19/11/2010
Monsignor Cesare Mazzolari, missionario comboniano, da dieci anni vescovo di Rumbek, in Sud Sudan.
Dal nostro inviato a Juba, Sud Sudan -
«Che l’esito del referendum sia l’unità o la secessione, il Sudan non sarà più lo stesso perché il popolo avrà esercitato la sua scelta libera e democratica». Il 9 gennaio 2011 sarà comunque una data di svolta per il grande Paese africano, e questi giorni che separano il Sudan al voto sono cruciali e delicatissimi.

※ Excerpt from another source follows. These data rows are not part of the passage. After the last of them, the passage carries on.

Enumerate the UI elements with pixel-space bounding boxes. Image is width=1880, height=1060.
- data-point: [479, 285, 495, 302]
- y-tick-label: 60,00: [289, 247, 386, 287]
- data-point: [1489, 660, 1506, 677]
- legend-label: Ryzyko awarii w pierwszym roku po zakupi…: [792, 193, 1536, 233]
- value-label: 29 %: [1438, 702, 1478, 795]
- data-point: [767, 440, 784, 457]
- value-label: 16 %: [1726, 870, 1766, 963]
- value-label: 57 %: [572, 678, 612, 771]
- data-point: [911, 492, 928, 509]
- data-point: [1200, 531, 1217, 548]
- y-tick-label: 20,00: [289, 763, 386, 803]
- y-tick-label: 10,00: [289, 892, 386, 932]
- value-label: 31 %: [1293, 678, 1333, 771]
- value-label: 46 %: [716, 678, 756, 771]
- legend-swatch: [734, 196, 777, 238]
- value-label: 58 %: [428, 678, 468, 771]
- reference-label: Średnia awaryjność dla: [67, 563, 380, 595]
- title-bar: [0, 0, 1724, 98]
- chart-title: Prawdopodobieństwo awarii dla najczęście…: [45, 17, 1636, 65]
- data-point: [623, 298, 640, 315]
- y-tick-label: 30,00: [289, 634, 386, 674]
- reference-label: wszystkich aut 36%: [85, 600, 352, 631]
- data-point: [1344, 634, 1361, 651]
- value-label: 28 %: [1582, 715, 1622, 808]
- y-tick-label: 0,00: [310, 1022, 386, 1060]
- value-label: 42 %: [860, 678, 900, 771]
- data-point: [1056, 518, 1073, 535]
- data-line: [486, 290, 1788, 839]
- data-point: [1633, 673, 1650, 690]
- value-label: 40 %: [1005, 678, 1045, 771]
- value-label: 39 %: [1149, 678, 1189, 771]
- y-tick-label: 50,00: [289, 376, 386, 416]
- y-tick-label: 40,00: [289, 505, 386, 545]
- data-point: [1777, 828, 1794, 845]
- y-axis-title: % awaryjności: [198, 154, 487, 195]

Dall’8 al 15 novembre, per la seconda volta in pochi mesi, i vescovi sudanesi si sono riuniti per discutere del referendum e delle sue eventuali conseguenze.
Il referendum, stabilito cinque anni fa con gli accordi di pace che sancirono la fine della più che ventennale guerra fra Nord e Sud (1983-2005), chiama la popolazione del Sudan meridionale a scegliere se rimanere uniti in un unico Stato con il Nord o fare la secessione; inoltre chiede alla popolazione della regione di Abiey – il territorio conteso fra Nord e Sud, particolarmente ricco di giacimenti petroliferi – di decidere se rimanere con il governo di Khartoum o se passare a quello nascente di Juba (che sarebbe la capitale del nuovo Stato).
“Let the people choose”, lasciate che il popolo scelga. È questo lo slogan lanciato dai vescovi al termine della Conferenza episcopale sudanese, che ha riunito a Rumbek (Sud Sudan) tutti i pastori della Chiesa cattolica del Paese, formata da sette diocesi nella parte meridionale e da due nel Nord. «Chiediamo soprattutto che venga rispettata la scelta libera e democratica dei votanti», dice monsignor Cesare Mazzolari, missionario comboniano, da dieci anni vescovo di Rumbek. «Ci siamo riuniti nuovamente, a distanza di soli cinque mesi, non solo per ribadire quanto dicemmo a giugno scorso, ma anche per prepararci al “dopo”. C’è un grosso problema con le minoranze: molti dal Nord si sono trasferiti nel Sud, molti di più sono i sud sudanesi che da anni vivono a Khartoum e nelle regioni settentrionali. Sono minoranze che in caso di secessione rischiano di essere vulnerabili e a rischio. Chiediamo alla autorità, tutte, di rispettarle e alla comunità internazionale di vigilare. Nel documento finale, i vescovi sudanesi denunciano esplicitamente l’accumulo di soldati e armamento lungo la linea di confine
Ma ai rischi di una tensione crescente rispondono sottolineando che «la pace è possibile»: «l’eventuale secessione», insistono, «non divide due popoli, ma due territori. La cooperazione e la collaborazione devono continuare in spirito di buon vicinato». «Come vostre guide spirituali», concludono i vescovi, «vogliamo essere la voce dei senzavoce e dei vulnerabili e offriamo il nostro aiuto in questo momento cruciale della storia del nostro Paese».